En este artículo, proponemos HMMBinder, una nueva herramienta de predicción de proteínas de unión al ADN que utiliza características basadas en el perfil HMM de una secuencia de proteínas. Nuestro método utiliza características de monograma y bigrama derivadas del perfil HMM que muestra efectividad en comparación con las características basadas en secuencia o PSSM. También usamos SVM como clasificador y conjuntos de datos de referencia estándar para probar nuestro método. Usando las métricas de evaluación estándar, nuestro método mejora significativamente los métodos de vanguardia y las características utilizadas en la literatura. También desarrollamos un servidor web que está disponible públicamente en http://brl.uiu.ac.bd/HMMBinder.

El resto del artículo está organizado siguiendo la guía general de 5 pasos sugerida en [29] para la predicción de atributos de proteínas. En primer lugar, se describen los conjuntos de datos de referencia seleccionados para este problema, seguidos de una descripción de la representación de la proteína mediante la extracción de características. Luego describimos el algoritmo de clasificación que seleccionamos para nuestro enfoque seguido de las técnicas de evaluación del desempeño implementadas en este documento. Por último, describimos el servidor web que desarrollamos para este problema. La sección de resultados presenta los detalles de los resultados experimentales seguidos de una discusión analítica. El documento concluye con un resumen y una indicación del trabajo futuro.

2. Métodos y materiales

En esta sección, proporcionamos los detalles de los materiales y métodos de este documento. La Figura 1 proporciona un diagrama de sistema de nuestro método propuesto. Para la fase de entrenamiento, todas las secuencias de proteínas se alimentan a HHBlits [30], un software de alineación secuencia a secuencia que utiliza la última base de datos UniProt. HHBlits produce un archivo HMM como salida que luego es utilizado por nuestro método de extracción de características para generar características de monograma y bigrama. Las características de monograma y bigrama se concatenan juntas y luego se utilizan como conjunto de características de entrenamiento para entrenar al clasificador. Usamos SVM con kernel lineal como algoritmo de clasificación y se almacena un modelo entrenado para la fase de prueba. La fase de prueba también es similar a la fase de entrenamiento, sin embargo, las etiquetas para el conjunto de datos de prueba no se le dan al clasificador. Este modelo almacenado también se utiliza para la implementación del servidor web de HMMBinder.

2.1. Conjuntos de datos

La selección de conjuntos de datos de referencia es esencial en el diseño de clasificación y predicción. En este documento utilizamos un conjunto de datos de referencia popular llamado punto de referencia1075 para entrenar nuestro modelo. Más tarde, probamos el rendimiento mediante validación cruzada y en un conjunto de prueba independiente separado conocido como independiente186 conjunto de datos. Esta sección proporciona una breve descripción de estos dos conjuntos de datos. Ambos conjuntos de datos se utilizan ampliamente en la literatura sobre predicción de proteínas de unión al ADN [8, 14, 18, 20, 31].

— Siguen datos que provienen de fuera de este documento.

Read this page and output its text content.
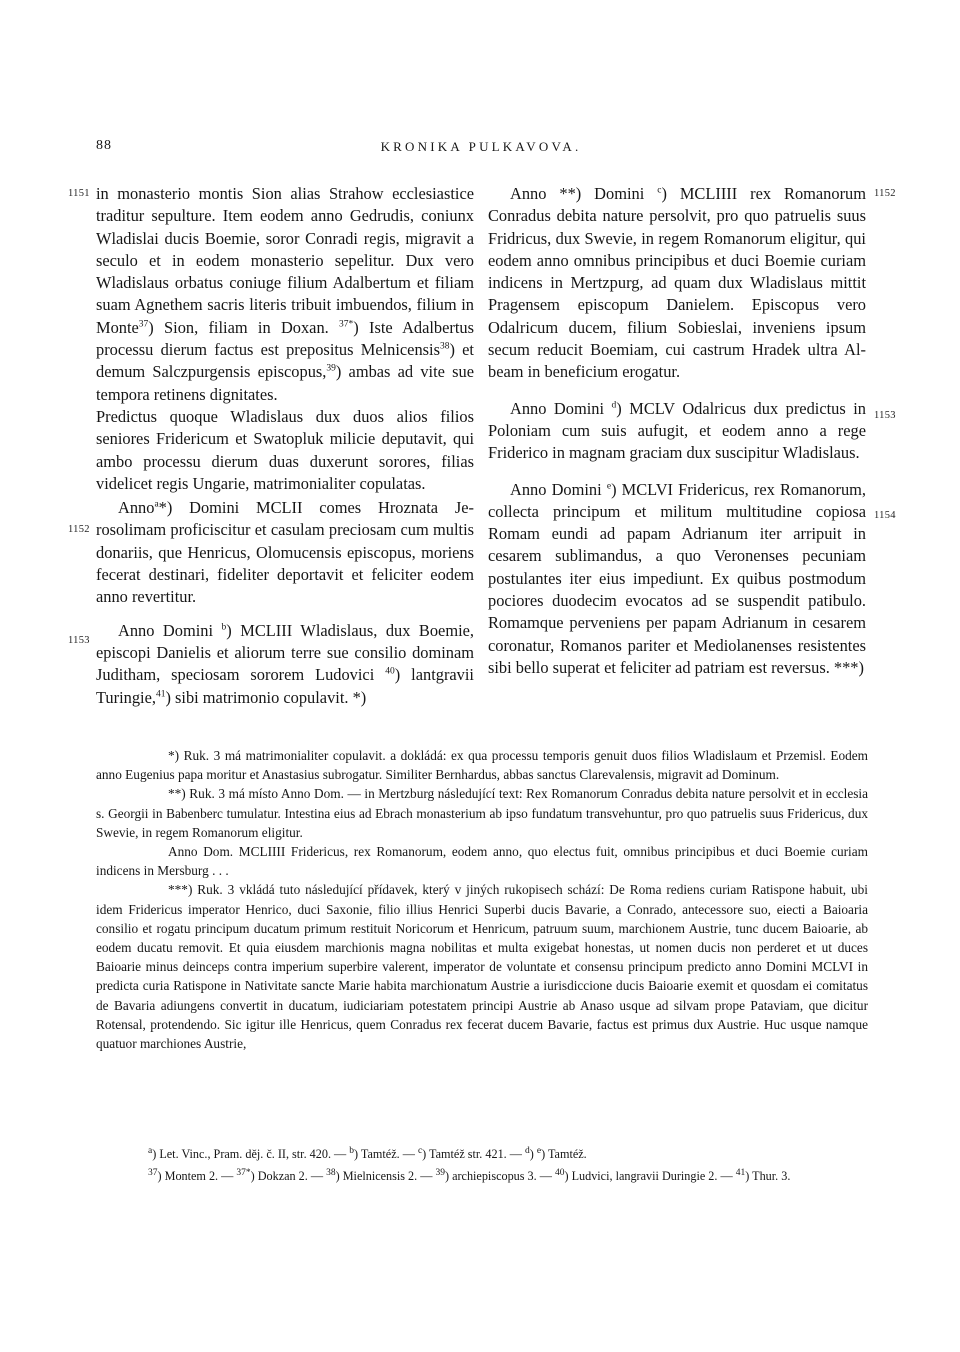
88	KRONIKA PULKAVOVA.
1151
1152
1153
1152
1153
1154

in monasterio montis Sion alias Strahow ecclesiastice traditur sepulture. Item eodem anno Gedrudis, coniunx Wladislai ducis Boemie, soror Conradi regis, migravit a seculo et in eodem monasterio sepelitur. Dux vero Wladislaus orbatus coniuge filium Adalbertum et filiam suam Agnethem sacris literis tribuit imbuendos, filium in Monte$^{37}$) Sion, filiam in Doxan. $^{37*}$) Iste Adalbertus processu dierum factus est prepositus Melnicensis$^{38}$) et demum Salczpurgensis episcopus,$^{39}$) ambas ad vite sue tempora retinens dignitates.

Predictus quoque Wladislaus dux duos alios filios seniores Fridericum et Swatopluk milicie deputavit, qui ambo processu dierum duas duxerunt sorores, filias videlicet regis Ungarie, matrimonialiter copulatas.

Anno$^a$*) Domini MCLII comes Hroznata Jerosolimam proficiscitur et casulam preciosam cum multis donariis, que Henricus, Olomucensis episcopus, moriens fecerat destinari, fideliter deportavit et feliciter eodem anno revertitur.

Anno Domini $^b$) MCLIII Wladislaus, dux Boemie, episcopi Danielis et aliorum terre sue consilio dominam Juditham, speciosam sororem Ludovici $^{40}$) lantgravii Turingie,$^{41}$) sibi matrimonio copulavit. *)

Anno **) Domini $^c$) MCLIIII rex Romanorum Conradus debita nature persolvit, pro quo patruelis suus Fridricus, dux Swevie, in regem Romanorum eligitur, qui eodem anno omnibus principibus et duci Boemie curiam indicens in Mertzpurg, ad quam dux Wladislaus mittit Pragensem episcopum Danielem. Episcopus vero Odalricum ducem, filium Sobieslai, inveniens ipsum secum reducit Boemiam, cui castrum Hradek ultra Albeam in beneficium erogatur.

Anno Domini $^d$) MCLV Odalricus dux predictus in Poloniam cum suis aufugit, et eodem anno a rege Friderico in magnam graciam dux suscipitur Wladislaus.

Anno Domini $^e$) MCLVI Fridericus, rex Romanorum, collecta principum et militum multitudine copiosa Romam eundi ad papam Adrianum iter arripuit in cesarem sublimandus, a quo Veronenses pecuniam postulantes iter eius impediunt. Ex quibus postmodum pociores duodecim evocatos ad se suspendit patibulo. Romamque perveniens per papam Adrianum in cesarem coronatur, Romanos pariter et Mediolanenses resistentes sibi bello superat et feliciter ad patriam est reversus. ***)

*) Ruk. 3 má matrimonialiter copulavit. a dokládá: ex qua processu temporis genuit duos filios Wladislaum et Przemisl. Eodem anno Eugenius papa moritur et Anastasius subrogatur. Similiter Bernhardus, abbas sanctus Clarevalensis, migravit ad Dominum.

**) Ruk. 3 má místo Anno Dom. — in Mertzburg následující text: Rex Romanorum Conradus debita nature persolvit et in ecclesia s. Georgii in Babenberc tumulatur. Intestina eius ad Ebrach monasterium ab ipso fundatum transvehuntur, pro quo patruelis suus Fridericus, dux Swevie, in regem Romanorum eligitur.

Anno Dom. MCLIIII Fridericus, rex Romanorum, eodem anno, quo electus fuit, omnibus principibus et duci Boemie curiam indicens in Mersburg . . .

***) Ruk. 3 vkládá tuto následující přídavek, který v jiných rukopisech schází: De Roma rediens curiam Ratispone habuit, ubi idem Fridericus imperator Henrico, duci Saxonie, filio illius Henrici Superbi ducis Bavarie, a Conrado, antecessore suo, eiecti a Baioaria consilio et rogatu principum ducatum primum restituit Noricorum et Henricum, patruum suum, marchionem Austrie, tunc ducem Baioarie, ab eodem ducatu removit. Et quia eiusdem marchionis magna nobilitas et multa exigebat honestas, ut nomen ducis non perderet et ut duces Baioarie minus deinceps contra imperium superbire valerent, imperator de voluntate et consensu principum predicto anno Domini MCLVI in predicta curia Ratispone in Nativitate sancte Marie habita marchionatum Austrie a iurisdiccione ducis Baioarie exemit et quosdam ei comitatus de Bavaria adiungens convertit in ducatum, iudiciariam potestatem principi Austrie ab Anaso usque ad silvam prope Pataviam, que dicitur Rotensal, protendendo. Sic igitur ille Henricus, quem Conradus rex fecerat ducem Bavarie, factus est primus dux Austrie. Huc usque namque quatuor marchiones Austrie,

$^a$) Let. Vinc., Pram. děj. č. II, str. 420. — $^b$) Tamtéž. — $^c$) Tamtéž str. 421. — $^d$) $^e$) Tamtéž.

$^{37}$) Montem 2. — $^{37*}$) Dokzan 2. — $^{38}$) Mielnicensis 2. — $^{39}$) archiepiscopus 3. — $^{40}$) Ludvici, langravii Duringie 2. — $^{41}$) Thur. 3.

2.1.1. Benchmark del conjunto de datos1075

Este conjunto de datos se introdujo por primera vez en [14]. Este conjunto de datos consta de 1075 secuencias de proteínas. Entre ellos, 525 son secuencias de proteínas que se unen al ADN y 550 son secuencias de proteínas que no se unen al ADN. Todas las secuencias de proteínas se tomaron de PDB [32]. Este conjunto de datos es uno de los conjuntos de datos de predicción de proteínas de unión a ADN más grandes y, por lo tanto, es adecuado para fines de entrenamiento.

2.1.2. Independiente del conjunto de datos 186

Lou y col. [17] construyó este conjunto de datos independiente que consta de 93 secuencias de proteínas que se unen al ADN y 93 que no se unen al ADN. Utilizaron BLASTCLUST [33] en el conjunto de datos de referencia para eliminar las secuencias que tienen más del 25% de similitud.

2.2. Extracción de características

utilizado para un problema de clasificación binaria consta de dos tipos de instancias: positivas y negativas. Formalmente,

A continuación, la tarea es representar cada instancia de proteína como vectores de características adecuados para el entrenamiento. La idea es representar cada una de las instancias de proteínas como un vector de características.

, se muestra como un vector de características con dimensión

. La mayoría de los métodos en la literatura de predicción de proteínas de unión al ADN utilizan características basadas en secuencias y perfiles de PSSM o características basadas en estructuras. Hasta donde sabemos, no se han aplicado funciones utilizando perfiles HMM. En este artículo, hemos utilizado HHBlits [30] para generar perfiles HMM. Los perfiles HMM son comparativamente más efectivos [30, 34] para la detección remota de homología. Los perfiles HMM se generaron utilizando cuatro iteraciones de HHBlits con un valor de corte establecido en 0,001 utilizando la última base de datos UniProt [35]. Los perfiles HMM son

matriz producida por HHBlits. Estos 20 valores son la probabilidad de sustitución de cada tipo de residuo de aminoácido a lo largo de la secuencia de proteínas en cada posición. Estos valores se convierten primero en probabilidades lineales utilizando la siguiente fórmula:

Generamos dos tipos de características, monograma y bigrama, utilizando la matriz de perfil HMM generada que se indica aquí como

. Proporcionamos una breve descripción de las características de monogramas y bigramas extraídas de la matriz de perfiles HMM.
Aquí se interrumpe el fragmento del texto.